Children and Adolescents
The research here is clearer. Breakfast improves cognitive performance, concentration, and behaviour in children, particularly those from lower-income households where food insecurity means breakfast may be the most reliable meal of the day.
This is the context behind school breakfast programmes and the stronger public health emphasis on children eating breakfast. For adults with no food security concerns, the effect is less pronounced.
People with Blood Sugar Instability
People prone to hypoglycaemia, those with diabetes, or those who feel cognitively impaired after fasting find that a morning meal prevents blood sugar from dropping too low. Skipping breakfast in these cases causes measurable cognitive impairment and increased counterregulatory hormone release (cortisol, adrenaline) that then drives carbohydrate cravings later in the day.
The Case for Skipping Breakfast: Intermittent Fasting
The most popular breakfast-skipping approach is time-restricted eating (TRE) - typically eating within a 6-10 hour window. A common form: skip breakfast, first meal at noon, last meal at 8pm (16:8 fasting).
Research on TRE has grown substantially since 2016. A 2020 review in Annual Review of Nutrition found consistent evidence that time-restricted eating reduces calorie intake, improves blood sugar regulation, and produces modest weight loss without deliberate calorie restriction in overweight adults.
The mechanism for TRE benefits isn't primarily about missing breakfast - it's about extending the overnight fasting period, which allows insulin levels to drop fully and shifts the body toward fat oxidation. This happens whether you skip breakfast or skip your evening meal.
A small but interesting study in Cell Metabolism (2018) found that early TRE (eating from 8am-2pm) produced better metabolic outcomes than standard eating in men with pre-diabetes, suggesting meal timing within a day matters beyond just the window length.
What Matters More Than Whether You Eat Breakfast
The breakfast debate often distracts from variables with stronger evidence:
Total daily protein. Whether you hit your protein target matters more than whether you eat in the morning. Spreading protein across 3 meals or condensing it into 2 makes less difference to muscle and satiety outcomes than total daily intake.

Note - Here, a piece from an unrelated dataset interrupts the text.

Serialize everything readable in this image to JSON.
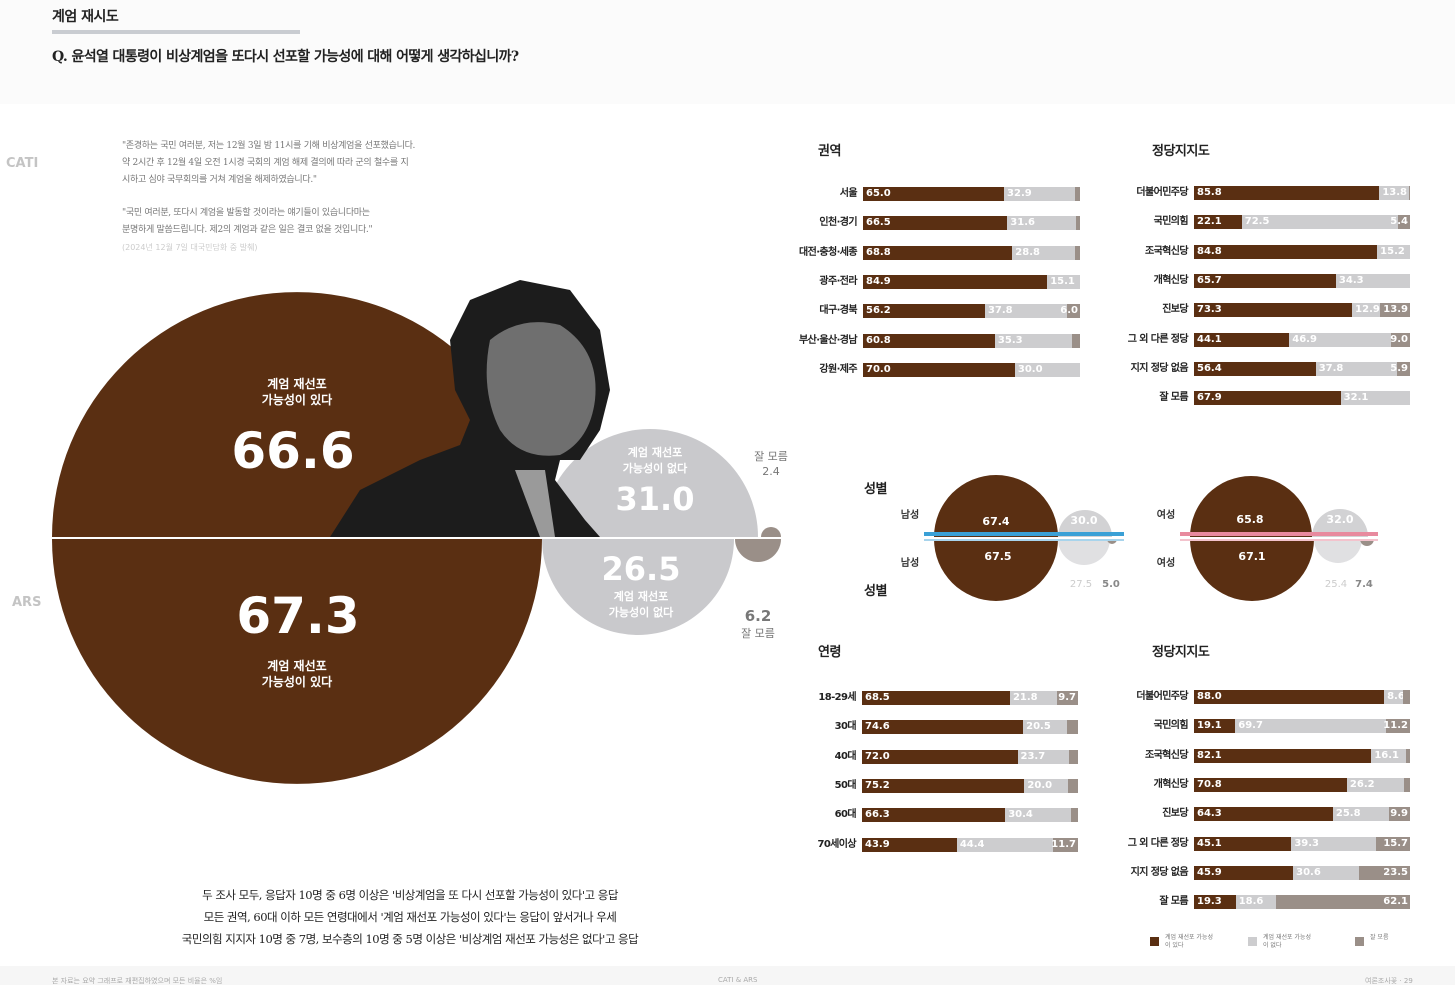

Food quality. The biggest problem with typical Western breakfasts isn't that people eat them - it's what they eat. Cereal, toast with jam, muffins, orange juice: high-refined-carbohydrate breakfasts that spike blood sugar and produce mid-morning crashes. Replacing these with eggs, Greek yogurt, or smoked salmon changes outcomes dramatically.
Total calorie balance. As covered in what is a calorie deficit: weight management is ultimately about total intake. Some people find skipping breakfast makes it easier to maintain a deficit; others find that not eating in the morning makes them eat much more in the afternoon. Individual response is real and worth paying attention to.

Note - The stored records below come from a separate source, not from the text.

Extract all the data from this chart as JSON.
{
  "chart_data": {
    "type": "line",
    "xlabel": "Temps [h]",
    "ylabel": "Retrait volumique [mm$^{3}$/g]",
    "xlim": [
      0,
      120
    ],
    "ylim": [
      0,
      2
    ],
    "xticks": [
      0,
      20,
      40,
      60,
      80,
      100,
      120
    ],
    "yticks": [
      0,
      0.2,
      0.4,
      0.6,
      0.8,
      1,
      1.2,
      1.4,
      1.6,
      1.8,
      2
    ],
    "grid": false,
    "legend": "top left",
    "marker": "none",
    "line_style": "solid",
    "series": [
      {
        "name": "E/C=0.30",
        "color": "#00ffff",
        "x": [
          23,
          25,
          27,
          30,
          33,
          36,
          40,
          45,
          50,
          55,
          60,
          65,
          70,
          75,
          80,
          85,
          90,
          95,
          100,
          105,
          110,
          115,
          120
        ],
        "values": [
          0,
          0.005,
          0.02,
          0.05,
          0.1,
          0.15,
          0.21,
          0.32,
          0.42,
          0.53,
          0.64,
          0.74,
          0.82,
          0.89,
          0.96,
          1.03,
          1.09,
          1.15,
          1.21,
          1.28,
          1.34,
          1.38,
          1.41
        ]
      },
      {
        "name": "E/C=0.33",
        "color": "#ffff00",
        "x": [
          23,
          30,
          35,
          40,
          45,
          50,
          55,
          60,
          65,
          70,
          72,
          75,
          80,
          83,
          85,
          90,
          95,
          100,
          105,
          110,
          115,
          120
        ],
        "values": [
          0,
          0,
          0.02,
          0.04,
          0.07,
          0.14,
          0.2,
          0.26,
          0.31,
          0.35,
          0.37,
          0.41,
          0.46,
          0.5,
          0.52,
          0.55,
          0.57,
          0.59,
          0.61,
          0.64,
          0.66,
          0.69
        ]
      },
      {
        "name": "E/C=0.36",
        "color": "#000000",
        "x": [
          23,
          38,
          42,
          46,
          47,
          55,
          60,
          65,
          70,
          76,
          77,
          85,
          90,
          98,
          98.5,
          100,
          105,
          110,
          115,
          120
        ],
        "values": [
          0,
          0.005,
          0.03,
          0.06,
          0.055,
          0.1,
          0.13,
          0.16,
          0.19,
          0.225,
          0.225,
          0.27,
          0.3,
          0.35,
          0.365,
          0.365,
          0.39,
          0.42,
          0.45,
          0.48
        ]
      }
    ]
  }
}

Consistency. Having a consistent eating pattern - whether that includes breakfast or not - supports circadian rhythm alignment, which has independent effects on metabolic health.
How to Decide What Works for You
There's no universal answer here. Instead, the practical questions:
- Do you feel hungry in the morning? If yes, eat. If not, skipping is physiologically fine.

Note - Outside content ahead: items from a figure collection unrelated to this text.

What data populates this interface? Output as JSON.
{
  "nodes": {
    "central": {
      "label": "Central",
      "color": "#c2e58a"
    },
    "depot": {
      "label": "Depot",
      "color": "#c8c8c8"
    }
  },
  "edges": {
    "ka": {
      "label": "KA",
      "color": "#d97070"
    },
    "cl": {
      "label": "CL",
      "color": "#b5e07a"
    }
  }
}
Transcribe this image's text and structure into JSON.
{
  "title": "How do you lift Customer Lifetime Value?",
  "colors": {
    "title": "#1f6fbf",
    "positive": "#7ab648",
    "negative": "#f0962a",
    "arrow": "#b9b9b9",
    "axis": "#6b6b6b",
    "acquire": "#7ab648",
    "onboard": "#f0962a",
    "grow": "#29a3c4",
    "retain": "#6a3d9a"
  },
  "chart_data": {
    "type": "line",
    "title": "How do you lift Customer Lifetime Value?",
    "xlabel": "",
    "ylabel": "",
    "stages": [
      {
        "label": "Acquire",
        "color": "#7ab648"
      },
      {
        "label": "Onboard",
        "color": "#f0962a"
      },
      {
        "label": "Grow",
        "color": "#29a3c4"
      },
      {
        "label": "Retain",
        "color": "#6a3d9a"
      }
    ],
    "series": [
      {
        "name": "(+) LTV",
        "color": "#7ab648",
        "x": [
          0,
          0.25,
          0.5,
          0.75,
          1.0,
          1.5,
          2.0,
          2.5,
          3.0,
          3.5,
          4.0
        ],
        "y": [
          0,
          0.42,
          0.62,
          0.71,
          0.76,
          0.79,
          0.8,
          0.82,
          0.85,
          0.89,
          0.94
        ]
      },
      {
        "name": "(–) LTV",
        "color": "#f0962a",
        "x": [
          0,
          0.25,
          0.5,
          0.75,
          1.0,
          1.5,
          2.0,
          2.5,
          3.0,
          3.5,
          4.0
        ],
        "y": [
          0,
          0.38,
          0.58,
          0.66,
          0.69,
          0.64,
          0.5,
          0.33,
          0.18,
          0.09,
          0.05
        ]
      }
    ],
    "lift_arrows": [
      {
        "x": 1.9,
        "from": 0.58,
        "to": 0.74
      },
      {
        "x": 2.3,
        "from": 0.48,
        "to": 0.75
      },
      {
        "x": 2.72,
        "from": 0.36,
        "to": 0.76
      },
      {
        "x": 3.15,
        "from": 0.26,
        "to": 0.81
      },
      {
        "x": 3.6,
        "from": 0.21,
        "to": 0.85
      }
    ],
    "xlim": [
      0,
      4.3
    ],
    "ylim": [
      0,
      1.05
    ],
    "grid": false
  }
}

- Do you perform better cognitively with morning food? Some people do. Others feel clearer fasted.
- Do you overeat in the afternoon if you skip breakfast? If breakfast restriction leads to a significant binge at lunch or dinner, you haven't helped your calorie balance.
- What does your breakfast consist of? High-protein breakfast = different outcome than cereal breakfast. If you're having cereal or toast, the question isn't "breakfast yes or no" but "what should I eat instead."
The least useful thing you can do is eat a bad breakfast because of a marketing slogan from 1944.